Importance of Material

Select the type of material used in the dog bed to match the dog’s needs. Smaller breeds tend to love ultra-plush material to stay warmer. Some dogs tend to sleep better burrowed into a partially closed space. For these pets, make sure the partial hood on the dog bed is made with a breathable material to avoid overheating.

For aging dogs that have achy joints or hips, an orthopedic dog can help with comfort. I wrote an article specifically on the best orthopedic dog beds. Orthopedic dog beds provide extra support for joints and limbs. They also help keep your dog comfortably above the hard floor without partially sinking into their bed.

Another recommended bed material is memory foam dog beds. Memory foam is plush and will contour and hold the dog’s shape. This allows the weight of the dog to be distributed evenly.

Dogs are usually patient during the day taking naps on the floor. But for a long night’s sleep, it’s important that they’re comfortable and have a space that’s soft enough.

Find a Good Location for the Dog Bed

First, find the perfect spot in your house to place the bed. It’s very likely that your dog will want to be close to you. Perhaps place the dog bed in your bedroom at a spot where they can still see you. Hearing and seeing you will make your dog feel secure.

Consider Buying Multiple Dog Beds

Second, consider purchasing two of the same dog bed if you spend considerable daylight hours elsewhere in the home. Place the additional bed near your office chair, for example, when working from home. Or place it next to your television in your family room when watching shows in the evening. This gives your dog even more chances to realize that his dog bed is his own personal spot.

Reward with Treats

Third, use treats and lots of praise to lure your dog into their bed in the beginning. You can use a command word, such as settle, when training them with this behavior.

Try this: place your dog in their bed, use the command settle, and heap on praise when they sit on their bed by giving them a treat. Then be patient and calm, repeating the command and placing him back in the bed each time he gets out.

Don’t Give in

Fourth, don’t give in to whines from your dog due to lack of sleep those first few nights. This may be hard, but push through. Remaining patient and loving will teach your dog quicker than acting frustrated or angry.

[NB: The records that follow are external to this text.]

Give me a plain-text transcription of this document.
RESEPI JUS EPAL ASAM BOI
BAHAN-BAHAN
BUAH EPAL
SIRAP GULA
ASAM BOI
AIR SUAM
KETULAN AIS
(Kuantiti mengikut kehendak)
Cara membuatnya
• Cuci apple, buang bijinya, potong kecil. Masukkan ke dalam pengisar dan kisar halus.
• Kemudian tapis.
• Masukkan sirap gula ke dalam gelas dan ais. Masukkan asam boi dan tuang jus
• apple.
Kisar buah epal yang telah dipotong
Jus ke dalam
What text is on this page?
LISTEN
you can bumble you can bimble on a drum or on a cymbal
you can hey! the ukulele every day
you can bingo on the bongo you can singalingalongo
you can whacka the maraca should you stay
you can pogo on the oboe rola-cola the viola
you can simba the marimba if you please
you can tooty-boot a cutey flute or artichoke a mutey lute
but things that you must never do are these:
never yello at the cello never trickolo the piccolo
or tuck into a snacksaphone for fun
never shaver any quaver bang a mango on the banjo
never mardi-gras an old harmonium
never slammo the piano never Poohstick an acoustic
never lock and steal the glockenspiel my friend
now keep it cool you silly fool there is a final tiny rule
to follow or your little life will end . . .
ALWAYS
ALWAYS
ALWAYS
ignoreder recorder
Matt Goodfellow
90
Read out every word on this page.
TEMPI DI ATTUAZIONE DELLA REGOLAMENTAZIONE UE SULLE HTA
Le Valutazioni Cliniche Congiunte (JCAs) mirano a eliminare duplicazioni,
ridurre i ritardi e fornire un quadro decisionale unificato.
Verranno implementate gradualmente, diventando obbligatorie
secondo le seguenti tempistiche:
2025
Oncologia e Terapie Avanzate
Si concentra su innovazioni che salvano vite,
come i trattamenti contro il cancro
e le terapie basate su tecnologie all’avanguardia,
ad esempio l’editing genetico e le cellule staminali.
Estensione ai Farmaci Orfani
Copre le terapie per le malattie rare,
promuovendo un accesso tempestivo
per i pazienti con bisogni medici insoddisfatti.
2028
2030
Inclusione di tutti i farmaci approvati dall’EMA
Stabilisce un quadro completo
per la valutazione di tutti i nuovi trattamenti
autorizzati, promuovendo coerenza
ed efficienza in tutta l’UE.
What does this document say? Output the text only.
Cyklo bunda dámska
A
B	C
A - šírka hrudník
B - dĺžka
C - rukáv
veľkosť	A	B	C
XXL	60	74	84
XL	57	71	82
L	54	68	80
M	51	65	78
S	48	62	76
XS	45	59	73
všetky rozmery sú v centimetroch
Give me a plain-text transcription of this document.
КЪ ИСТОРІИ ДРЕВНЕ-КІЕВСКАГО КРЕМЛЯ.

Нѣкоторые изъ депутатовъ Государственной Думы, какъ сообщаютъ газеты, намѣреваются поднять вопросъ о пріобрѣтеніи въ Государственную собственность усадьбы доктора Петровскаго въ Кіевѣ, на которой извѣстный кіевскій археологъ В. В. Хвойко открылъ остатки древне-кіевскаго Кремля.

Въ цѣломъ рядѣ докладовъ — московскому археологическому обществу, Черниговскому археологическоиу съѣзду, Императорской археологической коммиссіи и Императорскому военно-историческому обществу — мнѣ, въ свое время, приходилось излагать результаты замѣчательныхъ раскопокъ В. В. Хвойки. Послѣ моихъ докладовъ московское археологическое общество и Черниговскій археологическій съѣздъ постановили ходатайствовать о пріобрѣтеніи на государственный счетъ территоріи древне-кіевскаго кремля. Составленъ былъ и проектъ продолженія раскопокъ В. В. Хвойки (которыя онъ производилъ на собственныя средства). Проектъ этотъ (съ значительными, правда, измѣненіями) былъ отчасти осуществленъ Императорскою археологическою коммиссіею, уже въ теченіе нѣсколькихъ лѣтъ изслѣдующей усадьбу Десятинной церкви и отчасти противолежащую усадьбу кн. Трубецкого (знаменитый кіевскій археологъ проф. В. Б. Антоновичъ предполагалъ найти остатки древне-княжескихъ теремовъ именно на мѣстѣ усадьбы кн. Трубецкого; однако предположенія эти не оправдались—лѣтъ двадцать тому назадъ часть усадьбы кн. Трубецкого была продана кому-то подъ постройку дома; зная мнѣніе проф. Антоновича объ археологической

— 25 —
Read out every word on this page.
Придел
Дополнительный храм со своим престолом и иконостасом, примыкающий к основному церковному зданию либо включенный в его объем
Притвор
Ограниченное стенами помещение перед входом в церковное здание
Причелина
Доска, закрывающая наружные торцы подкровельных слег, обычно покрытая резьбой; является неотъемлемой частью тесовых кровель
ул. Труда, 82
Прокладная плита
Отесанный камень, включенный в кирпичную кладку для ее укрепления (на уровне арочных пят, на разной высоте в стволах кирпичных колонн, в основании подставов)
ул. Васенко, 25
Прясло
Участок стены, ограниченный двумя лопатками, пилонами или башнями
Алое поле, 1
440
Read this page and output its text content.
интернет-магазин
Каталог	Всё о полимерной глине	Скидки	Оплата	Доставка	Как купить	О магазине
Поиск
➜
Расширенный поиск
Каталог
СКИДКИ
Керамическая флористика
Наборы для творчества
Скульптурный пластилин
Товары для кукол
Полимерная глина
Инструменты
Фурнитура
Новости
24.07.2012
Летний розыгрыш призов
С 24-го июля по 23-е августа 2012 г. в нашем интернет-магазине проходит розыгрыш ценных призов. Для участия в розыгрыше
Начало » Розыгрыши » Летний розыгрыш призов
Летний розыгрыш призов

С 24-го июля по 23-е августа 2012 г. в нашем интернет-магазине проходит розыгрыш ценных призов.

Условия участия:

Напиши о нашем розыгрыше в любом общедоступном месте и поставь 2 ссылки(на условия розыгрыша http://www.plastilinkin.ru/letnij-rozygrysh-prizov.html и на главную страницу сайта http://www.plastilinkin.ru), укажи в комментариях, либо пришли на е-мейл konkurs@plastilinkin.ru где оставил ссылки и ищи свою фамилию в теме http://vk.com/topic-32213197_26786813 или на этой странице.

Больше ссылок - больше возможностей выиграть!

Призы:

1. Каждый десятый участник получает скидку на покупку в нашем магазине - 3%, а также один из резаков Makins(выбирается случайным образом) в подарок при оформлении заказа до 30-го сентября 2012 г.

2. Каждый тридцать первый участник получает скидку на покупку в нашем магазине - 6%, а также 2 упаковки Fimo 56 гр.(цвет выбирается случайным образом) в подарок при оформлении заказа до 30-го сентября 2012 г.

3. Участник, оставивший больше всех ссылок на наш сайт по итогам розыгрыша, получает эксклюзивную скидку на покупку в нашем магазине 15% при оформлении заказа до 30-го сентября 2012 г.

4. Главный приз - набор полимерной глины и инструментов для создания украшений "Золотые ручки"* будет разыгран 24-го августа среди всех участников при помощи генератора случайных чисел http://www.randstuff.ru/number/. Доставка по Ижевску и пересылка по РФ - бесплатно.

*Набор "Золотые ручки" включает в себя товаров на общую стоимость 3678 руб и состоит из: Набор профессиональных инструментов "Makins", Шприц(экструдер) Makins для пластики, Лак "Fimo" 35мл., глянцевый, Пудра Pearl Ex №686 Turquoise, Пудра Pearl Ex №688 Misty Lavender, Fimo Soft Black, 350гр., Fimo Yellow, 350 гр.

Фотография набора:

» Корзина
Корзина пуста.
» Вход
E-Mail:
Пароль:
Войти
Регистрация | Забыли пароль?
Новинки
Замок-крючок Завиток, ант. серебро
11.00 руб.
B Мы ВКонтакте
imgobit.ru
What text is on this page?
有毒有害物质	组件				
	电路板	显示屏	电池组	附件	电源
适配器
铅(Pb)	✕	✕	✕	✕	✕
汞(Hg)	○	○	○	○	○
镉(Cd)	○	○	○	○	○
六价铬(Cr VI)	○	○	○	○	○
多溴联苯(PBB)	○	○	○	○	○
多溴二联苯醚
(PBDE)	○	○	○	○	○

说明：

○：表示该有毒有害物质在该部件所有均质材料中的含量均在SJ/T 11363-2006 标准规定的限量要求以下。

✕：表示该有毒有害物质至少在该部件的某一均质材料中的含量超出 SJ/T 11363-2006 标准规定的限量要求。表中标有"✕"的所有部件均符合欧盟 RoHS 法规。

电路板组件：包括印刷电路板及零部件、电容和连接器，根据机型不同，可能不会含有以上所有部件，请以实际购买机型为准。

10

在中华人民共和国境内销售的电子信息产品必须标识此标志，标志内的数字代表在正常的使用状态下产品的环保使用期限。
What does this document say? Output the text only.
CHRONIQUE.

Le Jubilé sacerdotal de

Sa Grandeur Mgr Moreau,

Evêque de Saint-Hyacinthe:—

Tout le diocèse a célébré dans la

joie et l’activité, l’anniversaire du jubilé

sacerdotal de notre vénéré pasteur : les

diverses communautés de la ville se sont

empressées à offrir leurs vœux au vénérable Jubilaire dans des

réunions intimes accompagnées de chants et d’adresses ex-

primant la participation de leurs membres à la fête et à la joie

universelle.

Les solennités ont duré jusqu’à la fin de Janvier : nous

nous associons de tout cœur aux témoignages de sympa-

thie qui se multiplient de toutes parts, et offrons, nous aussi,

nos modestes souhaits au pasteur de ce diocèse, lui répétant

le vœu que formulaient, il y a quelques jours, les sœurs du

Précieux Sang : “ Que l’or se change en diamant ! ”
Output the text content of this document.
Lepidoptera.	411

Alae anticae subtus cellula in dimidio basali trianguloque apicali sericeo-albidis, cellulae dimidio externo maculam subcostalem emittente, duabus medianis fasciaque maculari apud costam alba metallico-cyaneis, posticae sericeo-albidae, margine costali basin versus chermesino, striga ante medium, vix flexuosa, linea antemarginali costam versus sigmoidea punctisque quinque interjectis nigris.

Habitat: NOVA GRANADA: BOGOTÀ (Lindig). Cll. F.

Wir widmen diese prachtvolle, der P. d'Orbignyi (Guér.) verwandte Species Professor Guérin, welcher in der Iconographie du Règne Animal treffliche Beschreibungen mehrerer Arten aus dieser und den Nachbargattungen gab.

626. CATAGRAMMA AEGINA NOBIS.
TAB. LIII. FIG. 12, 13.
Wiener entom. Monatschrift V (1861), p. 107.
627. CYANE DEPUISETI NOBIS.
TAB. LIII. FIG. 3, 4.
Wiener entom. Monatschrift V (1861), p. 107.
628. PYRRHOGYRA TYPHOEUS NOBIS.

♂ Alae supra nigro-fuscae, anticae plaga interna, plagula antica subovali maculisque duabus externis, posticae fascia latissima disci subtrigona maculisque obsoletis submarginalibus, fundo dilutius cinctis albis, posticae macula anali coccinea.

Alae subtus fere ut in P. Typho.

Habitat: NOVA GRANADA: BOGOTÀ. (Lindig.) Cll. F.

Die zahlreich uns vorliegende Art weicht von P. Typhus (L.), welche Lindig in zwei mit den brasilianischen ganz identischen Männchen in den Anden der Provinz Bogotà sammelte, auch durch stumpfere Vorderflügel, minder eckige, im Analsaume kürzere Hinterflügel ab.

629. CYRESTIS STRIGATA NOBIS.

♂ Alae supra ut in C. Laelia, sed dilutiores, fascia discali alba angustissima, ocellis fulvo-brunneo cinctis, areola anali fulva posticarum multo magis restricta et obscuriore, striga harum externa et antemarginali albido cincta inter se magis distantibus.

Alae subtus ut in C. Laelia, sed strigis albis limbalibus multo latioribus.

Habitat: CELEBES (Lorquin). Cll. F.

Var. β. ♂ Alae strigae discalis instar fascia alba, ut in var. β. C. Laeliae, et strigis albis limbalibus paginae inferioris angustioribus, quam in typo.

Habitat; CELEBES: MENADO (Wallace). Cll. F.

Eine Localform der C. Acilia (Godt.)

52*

Keep in mind your end goal of having a well-rested, happy dog.
Remember that once your dog embraces their dog bed as their own, it will become their happy place. If your dog is intimidated by fireworks, for example, they will hopefully retreat to their bed.

Additional Tips on How to Get a Dog to Sleep in a Dog Bed

Add Their Favorite Items

Dog in the middle of a bunch of dog toysTry placing a favorite toy or two in the corner of their dog bed. Drape a favorite blanket or throw on the bed. Consider sleeping with that favorite blanket one night to give it a scent of you before placing on the dog bed.

More Treats

Treats can be used initially to reward your dog for following your command and staying or sitting in their bed.

You can also hide a treat in the folds of the bed or near the edge of the bed for your dog to find during the day. The possibility of finding a treat will entice your dog to go on his bed after a while.

Keep Trying!

Persistence is key. Stay firm but gentle in not giving in to their pleas to join you on your bed. With any training, consistency is vital. If you allow them on your bed, your dog will think their sleep habits are acceptable again.

Keep in mind you’re essentially putting your doggie in puppy boot camp for a while. Take the time to teach them new habits while unlearning old, unwanted habits. In the long run, your determination will pay off.

Conclusion on How to Get a Dog To Sleep in His Own Bed

There are benefits to having a dog sleep in their own bed such as allergy relief and improved sleep quality for their owner.

By following the tips in this blog post, you can learn how to get a dog to sleep in a dog bed.

With training a new habit, you will need some patience and determination before your dog views their dog bed as their own safe space.

The result will be worth the effort.